Wolfcamp, Midland Basin
The Wolfcamp team is studying the use of distributed acoustic sensing (DAS) to characterize the reservoir and stimulation. According to student Diana Tomayo, they are using a unique dataset with vertical seismic profiling (VSP) records taken before and after 78 stages or fracturing. “Our research analyzes velocity changes and scattering effects and uses modeling to assess the possible mechanisms that cause the time-lapse changes. This will allow us to determine fracture height and asses future optimized DAS data.”

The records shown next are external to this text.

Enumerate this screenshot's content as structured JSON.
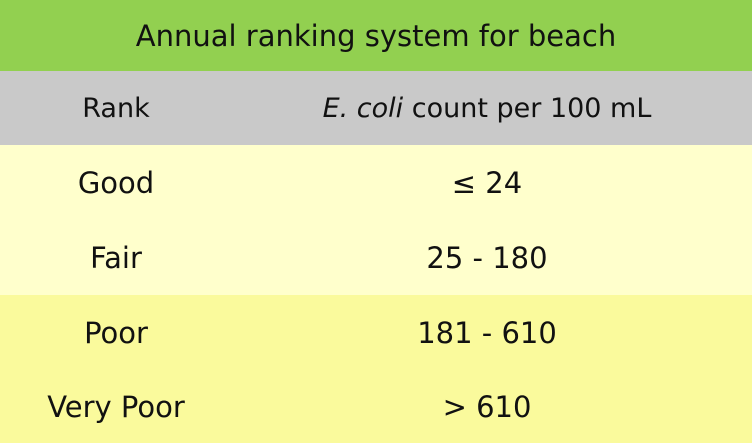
{
  "title": "Annual ranking system for beach",
  "header": {
    "rank": "Rank",
    "count_italic": "E. coli",
    "count_rest": " count per 100 mL"
  },
  "rows": [
    {
      "rank": "Good",
      "count": "≤ 24"
    },
    {
      "rank": "Fair",
      "count": "25 - 180"
    },
    {
      "rank": "Poor",
      "count": "181 - 610"
    },
    {
      "rank": "Very Poor",
      "count": "> 610"
    }
  ],
  "colors": {
    "title_bg": "#92d050",
    "header_bg": "#c9c9c9",
    "light_rows": "#ffffcc",
    "dark_rows": "#fafa9c"
  }
}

They used a DAS data set from a well that was drilled and completed Apache Corp. and they are using a cemented a fiber optic cable in the well from heel-to-toe. Ms. Tomayo explained that the fixed vertical seismic sources were placed about one mile north and south of the well and in line with the horizontal part of the well creating a 30-degree angle of incidence at the toe and 45-degree angle of incidence at the heel and that “this would allow us to see both P- and S-waves in our data set to characterize hydraulic fractures”.
“Our objectives for the study are to look at lossy changes, amplitude changes and scattering effect that are caused by the 78 stage of fracturing.” They looked a P- and S-wave time lapse response to characterize hydraulic fracture geometries and analyze fracture dynamics with the time lapse response. “This will tell us how our fractures are opening and closing.”

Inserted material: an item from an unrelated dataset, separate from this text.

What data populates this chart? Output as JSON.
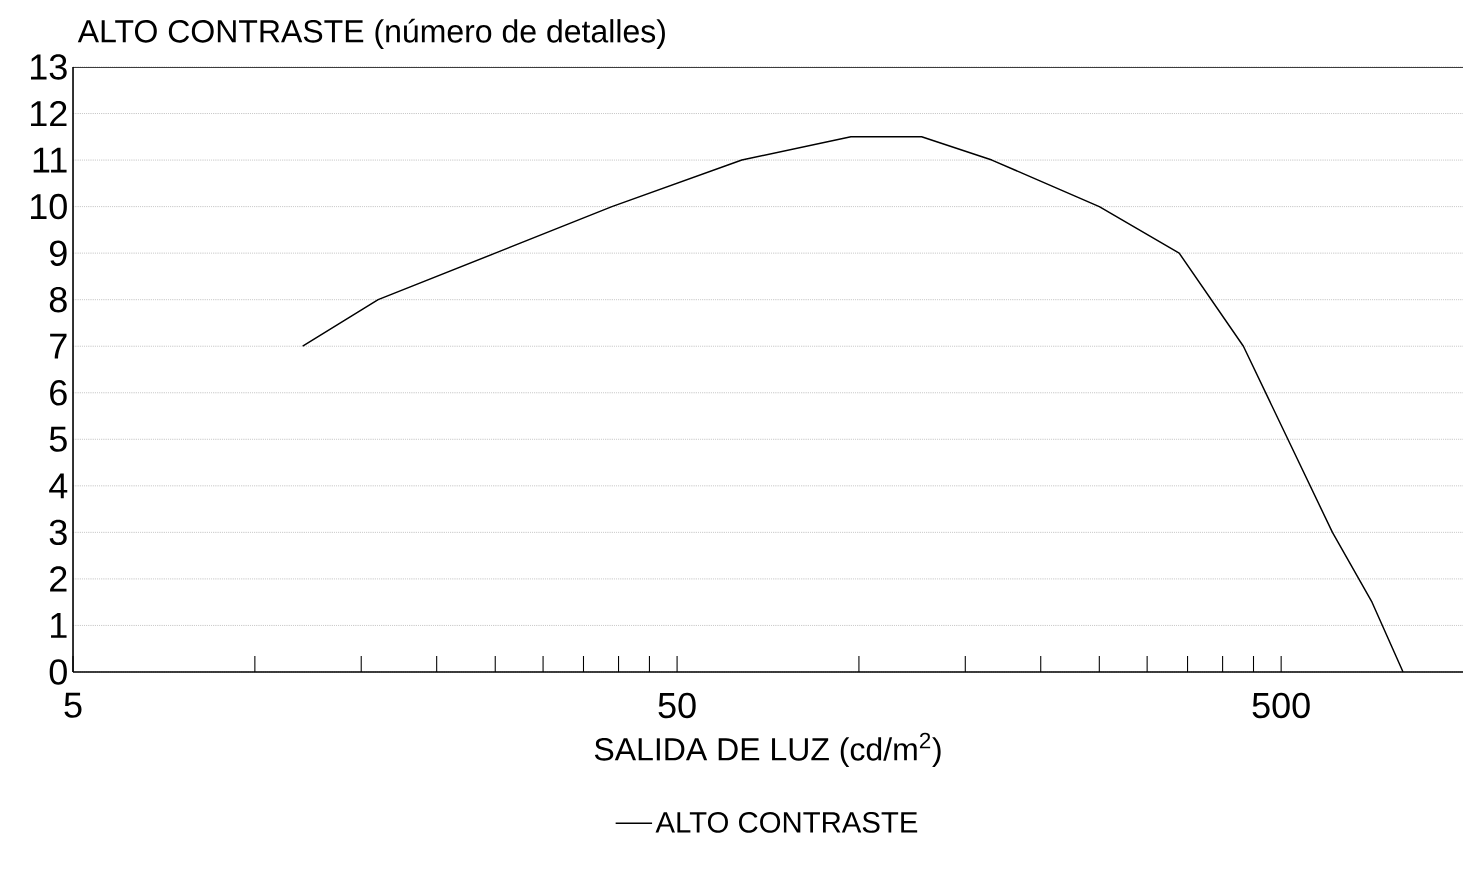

Student Gary Binder reported that modeling stress-induce velocity changes from fluid leak-off may quantitatively explain many features of the observed time delays and that more work is need to improve the model and calibrate the logs and cores with pumping data. They may also try to connect the DAS VSP and pumping data into a single dynamic geomechanical model. In addition, amplitude and S-wave shifts may also provide useful or better detail.
Vaca Muerta, Neuquen Basin, Argentina
The Vaca Muerta formation is in western Argentina’s Neuquen Basin, which covers about 120,000 square miles east of the Andes. The basin has a low structural complexity, flat horizons and vertical strike/slip faults. The Vaca Muerta is upper Jurassic/lower Cretaceous with shales, marls and limestones that is up to 600 meters thick. The estimated total organic content is 2-12% and is also estimated to hold 16 billion barrels of oil and 309 trillion cubic feet of gas.
Sponsoring companies Wintershall and Repsol-YPF have provided a study area and legacy seismic data (from 2004), wide-azimuth 3-D seismic and multicomponent 3-D seismic surveying and five wells.
The research focus is on an overpressured gas accumulation in tight sands of the Lajas and Punta Rosada formations. According to student Pablo Benitez, they will analyze depositional controls on rock properties, fracture distributions and the variability of the mechanical properties across the study area.
Fellow student Patrick Corwin said the study will use recently acquired multicomponent seismic data to analyze stress and natural fractures and integrate geomechanical models to improve Differential Horizontal Stress Ratio (DHSR) analysis to tie results to microseismic surveying.